Es ist grausam traurig, dass die Hunderttausende, die jenseits dieses Kontinents von Europa träumen, die beste Werbung für die EU sind. Aber es ist symptomatisch. Europa wirbt bei den eigenen Bürgern nicht wirksam für sich. Ursache dafür ist wohl ein lähmendes Paradox. Am Werk scheint zugleich die Furcht, zu attraktiv für zu viele zu sein, und die Befürchtung, zu unattraktiv zu sein – also ein Mangel an Selbstbewusstsein, an Bewusstsein für die eigenen, politischen Errungenschaften. Beides ist gleich falsch und gleich fatal.

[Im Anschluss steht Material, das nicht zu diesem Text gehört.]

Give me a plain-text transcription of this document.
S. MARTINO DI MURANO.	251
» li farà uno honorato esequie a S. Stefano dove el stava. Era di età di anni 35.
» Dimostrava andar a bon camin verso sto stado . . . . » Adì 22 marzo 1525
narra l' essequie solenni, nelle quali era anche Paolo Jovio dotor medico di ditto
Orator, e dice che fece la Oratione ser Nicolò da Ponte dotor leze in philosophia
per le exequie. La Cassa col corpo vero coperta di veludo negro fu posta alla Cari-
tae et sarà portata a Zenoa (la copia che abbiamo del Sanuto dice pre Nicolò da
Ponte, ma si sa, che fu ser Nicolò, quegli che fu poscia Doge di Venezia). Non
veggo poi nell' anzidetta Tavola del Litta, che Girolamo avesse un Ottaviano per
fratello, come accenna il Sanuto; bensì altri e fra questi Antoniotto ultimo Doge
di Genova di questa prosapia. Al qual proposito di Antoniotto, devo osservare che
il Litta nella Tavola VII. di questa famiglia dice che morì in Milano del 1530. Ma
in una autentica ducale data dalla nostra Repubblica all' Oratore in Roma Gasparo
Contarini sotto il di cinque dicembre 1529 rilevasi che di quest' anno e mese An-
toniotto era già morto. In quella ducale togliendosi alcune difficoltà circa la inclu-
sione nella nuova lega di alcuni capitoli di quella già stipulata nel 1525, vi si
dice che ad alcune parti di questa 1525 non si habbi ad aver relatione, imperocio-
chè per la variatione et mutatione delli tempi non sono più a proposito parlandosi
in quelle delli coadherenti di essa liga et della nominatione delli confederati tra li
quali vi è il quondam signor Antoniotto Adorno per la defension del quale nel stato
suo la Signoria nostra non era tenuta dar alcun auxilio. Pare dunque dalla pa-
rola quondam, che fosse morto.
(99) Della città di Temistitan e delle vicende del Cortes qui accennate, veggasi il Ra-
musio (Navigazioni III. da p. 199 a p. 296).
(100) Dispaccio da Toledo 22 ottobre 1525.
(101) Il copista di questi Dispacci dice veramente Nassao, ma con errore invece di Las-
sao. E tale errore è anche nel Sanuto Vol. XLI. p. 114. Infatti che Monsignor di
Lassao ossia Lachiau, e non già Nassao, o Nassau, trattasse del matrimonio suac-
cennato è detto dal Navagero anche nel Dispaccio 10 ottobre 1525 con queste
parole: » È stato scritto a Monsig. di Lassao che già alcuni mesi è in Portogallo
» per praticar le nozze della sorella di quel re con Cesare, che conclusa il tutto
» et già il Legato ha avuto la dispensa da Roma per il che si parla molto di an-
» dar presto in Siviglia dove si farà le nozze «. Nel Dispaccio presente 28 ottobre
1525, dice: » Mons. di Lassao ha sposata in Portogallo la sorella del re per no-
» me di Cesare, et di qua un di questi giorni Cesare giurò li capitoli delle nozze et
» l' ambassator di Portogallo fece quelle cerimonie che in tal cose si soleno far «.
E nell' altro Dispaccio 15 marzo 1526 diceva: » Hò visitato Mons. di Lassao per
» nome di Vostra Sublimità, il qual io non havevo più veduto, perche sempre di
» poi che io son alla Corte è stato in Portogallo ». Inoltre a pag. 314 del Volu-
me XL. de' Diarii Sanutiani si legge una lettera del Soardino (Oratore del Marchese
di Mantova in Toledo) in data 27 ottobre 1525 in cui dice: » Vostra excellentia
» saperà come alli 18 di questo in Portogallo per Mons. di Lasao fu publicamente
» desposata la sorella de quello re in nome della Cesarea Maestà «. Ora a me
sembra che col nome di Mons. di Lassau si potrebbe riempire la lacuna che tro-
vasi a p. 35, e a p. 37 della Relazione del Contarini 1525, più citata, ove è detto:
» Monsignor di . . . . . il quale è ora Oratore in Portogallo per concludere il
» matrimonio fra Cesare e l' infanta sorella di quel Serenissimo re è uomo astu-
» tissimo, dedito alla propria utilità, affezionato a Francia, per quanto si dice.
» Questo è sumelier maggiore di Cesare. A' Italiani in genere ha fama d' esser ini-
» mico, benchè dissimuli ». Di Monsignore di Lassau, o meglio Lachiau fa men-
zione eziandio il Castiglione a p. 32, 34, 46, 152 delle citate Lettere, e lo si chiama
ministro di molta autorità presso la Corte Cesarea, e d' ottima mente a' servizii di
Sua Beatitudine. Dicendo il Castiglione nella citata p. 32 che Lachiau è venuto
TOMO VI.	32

Als junger Mann hat sich ein Berliner aus der Nachbarschaft für die internationale Solidarität engagiert, für eine bessere Welt, eine Utopie. Heute, in die Jahre gekommen und politisch gereift, freut er sich daran, dass mit der Europäischen Union Kernaspekte der Utopie Wirklichkeit geworden sind, dass zum Beispiel seine Töchter im Studium mühelos halb Europa kennenlernen. Aber warum, fragt nicht nur der Nachbar, wirbt Europa nicht für sich? Gemeinsam sind wir stärker, friedfertiger, neugieriger, austauschfreudiger – wie faszinierend ließe sich das illustrieren. Die Ästhetik von Brüsseleuropa hingegen wirkt fast durchweg uninspiriert. Immerhin unternahm in den vergangene Wochen ein Wahlwerbespot den Versuch, die Idee Europa personalisiert zu kommunizieren. Da erzählen Individuen von ihren positiven, beglückenden Erfahrungen als EU-Bürger; eine Frau erinnert sich an Grenzkontrollen, die ihre Kinder nicht kennen, ein Architekt spricht vom Haus Europa. „Früher war alles besser? Das ist Unsinn“, sagt ein älterer Herr. „Europa ist Meinungsfreiheit, Sicherheit, Menschenrechte.“

Die Aussagen waren schlicht und richtig, die Schauspieler, leider, schlecht. Aber der Spot war schon fast ein Lichtblick in der Düsternis der Einfallslosigkeit, die in sich Symptom für die fahrlässige Zaghaftigkeit der Europafreunde ist. Der Spot kam übrigens von der CDU, nicht von der SPD, wie Zuschauer meinen mochten. Doch Jean-Claude Juncker und Martin Schulz haben ja ohnehin Mühe, sich voneinander abzugrenzen. Auch die beiden entzünden kein Freudenfeuer für den schönen Götterfunken der europäischen Hymne. Indes brodelt die toxische Nationalsuppe bei EU- Mitgliedern von Ungarn und Frankreich bis Großbritannien, die sich in ihrer „Identität“ bedroht fühlen. Als Gegner einer internationalen Institution rotten sie sich jetzt – das ist das köstlich-groteske Paradox bei den Feinden Europas – international zusammen.

Wovor fürchten sie sich? Warum lassen überzeugte Europäer sich von ihnen einschüchtern? Die Angst vor dem Verschwinden regionaler Identität ist so irrational, wie das Konstrukt der Nation es von Beginn an war. In den Vereinigten Staaten haben alle Bundesstaaten, ob Texas oder New York oder Ohio oder Kalifornien ihren jeweils eigenen Tonfall, ihre ästhetischen, kulinarischen sogar rechtlichen Distinktionsmerkmale, ihre Einwohner sehen sich zugleich als Amerikaner. Frühe Werbekampagnen für die USA waren beherzt, proaktiv, sendungs- und selbstbewusst. Auch wenn man sie nicht imitieren sollte, lernen kann man von ihnen.

Europa ließe sich gut kommunizieren, so einleuchtend wie unpathetisch. Das zeigt zum Beispiel Mirko Drotschmann, der Schülern als „MrWissen2go“ auf Youtube unter anderem die Geschichte Europas nahebringt. Leute wie ihn müsste man vom Fleck weg engagieren für ein Team, das Europa besser kommuniziert. Aus der Summe der guten Europanarrative kann dann ein mitreißender Strom der Erzählung werden, der nicht allein die Eliten erreicht, sondern alle.